I’m then met with a series of warning messages. This is not uncommon, A lot of games will give a message about video memory, or a video card driver. This game gave several. The first being that I was using a hard drive instead of an SSD. I literally chose the SSD because it’s portable. Chalking this up to the settings thinking the external SSD may be an internal HDD, I moved on .

I get the customary video driver warning for a driver that was released last week instead of last month, so I ignore it, knowing the driver is current enough, but the warnings didn’t stop. I also got one for a bios update, and the big one after that, Secure Boot.

Secure Boot Issues

Now, I understand that publishers want to keep players from cheating and exploiting the game, but Windows 11 already has some of these requirements and it shouldn’t take a tech expert to play a video game. A game should not make you go into the BIOS of your PC and make changes. It is too easy for someone to make the wrong change, and render the PC useless.

Sucking it up for the team, I make the changes on a couple of my PCs, because it is not a default setting, and carry on. That is until I get to a more budget system with an older AMD video card. What was a mid tier adjustment because a six hour adventure with no end to the ride.

The older AMD card would not allow the PC to post after the change, although, any card with current driver support would. I tried this with an RX480 and RX580 both, with no success. In the case of the RX580, it boot looped and required a BIOS reset. That is not something your average twelve or thirteen year old is going to try to do to play a game.

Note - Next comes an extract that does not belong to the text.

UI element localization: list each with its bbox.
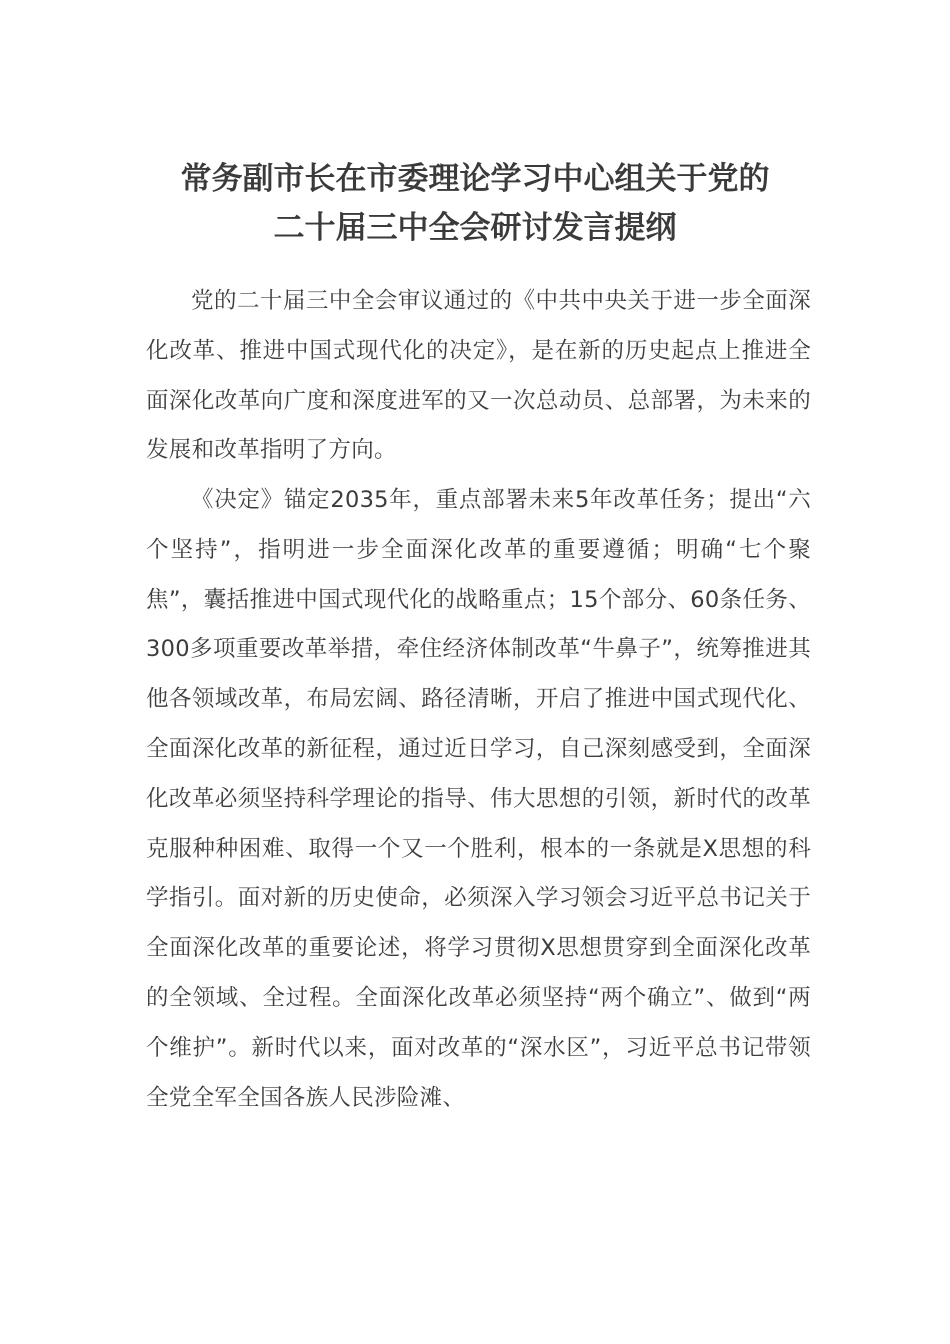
paragraph-1: 党的二十届三中全会审议通过的《中共中央关于进一步全面深化改革、推进中国式现代化的决定》，是在新的历史起点上推进全面深化改革向广度和深度进军的又一次总动员、总部署，为未来的发展和改革指明了方向。 [146,288,811,464]
document-title-line-2: 二十届三中全会研讨发言提纲 [273,210,677,246]
paragraph-2: 《决定》锚定2035年，重点部署未来5年改革任务；提出“六个坚持”，指明进一步全面深化改革的重要遵循；明确“七个聚焦”，囊括推进中国式现代化的战略重点；15个部分、60条任务、300多项重要改革举措，牵住经济体制改革“牛鼻子”，统筹推进其他各领域改革，布局宏阔、路径清晰，开启了推进中国式现代化、全面深化改革的新征程，通过近日学习，自己深刻感受到，全面深化改革必须坚持科学理论的指导、伟大思想的引领，新时代的改革克服种种困难、取得一个又一个胜利，根本的一条就是X思想的科学指引。面对新的历史使命，必须深入学习领会习近平总书记关于全面深化改革的重要论述，将学习贯彻X思想贯穿到全面深化改革的全领域、全过程。全面深化改革必须坚持“两个确立”、做到“两个维护”。新时代以来，面对改革的“深水区”，习近平总书记带领全党全军全国各族人民涉险滩、 [146,487,811,1111]
document-title-line-1: 常务副市长在市委理论学习中心组关于党的 [180,161,770,197]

In the end, this set up won’t be testing that game. I may go back later and play with drivers, but it won’t be today, nor will it be this week. I move on without it and test everything else, which work great, by the way. The system is great, the game sucks.

Additional Feedback

The ironic thing is, that it seems more and more that people don’t even like this game anymore. They play because their friends still do, and many admit the fell out of love with this series a few years ago. I wonder why. Insert sarcasm here, I know perfectly well, why. The game, and indeed the series is more trouble than it’s worth and when you stray so far from a great experience, you end up like Kmart, or Blockbuster, or any number of fond memories from our past.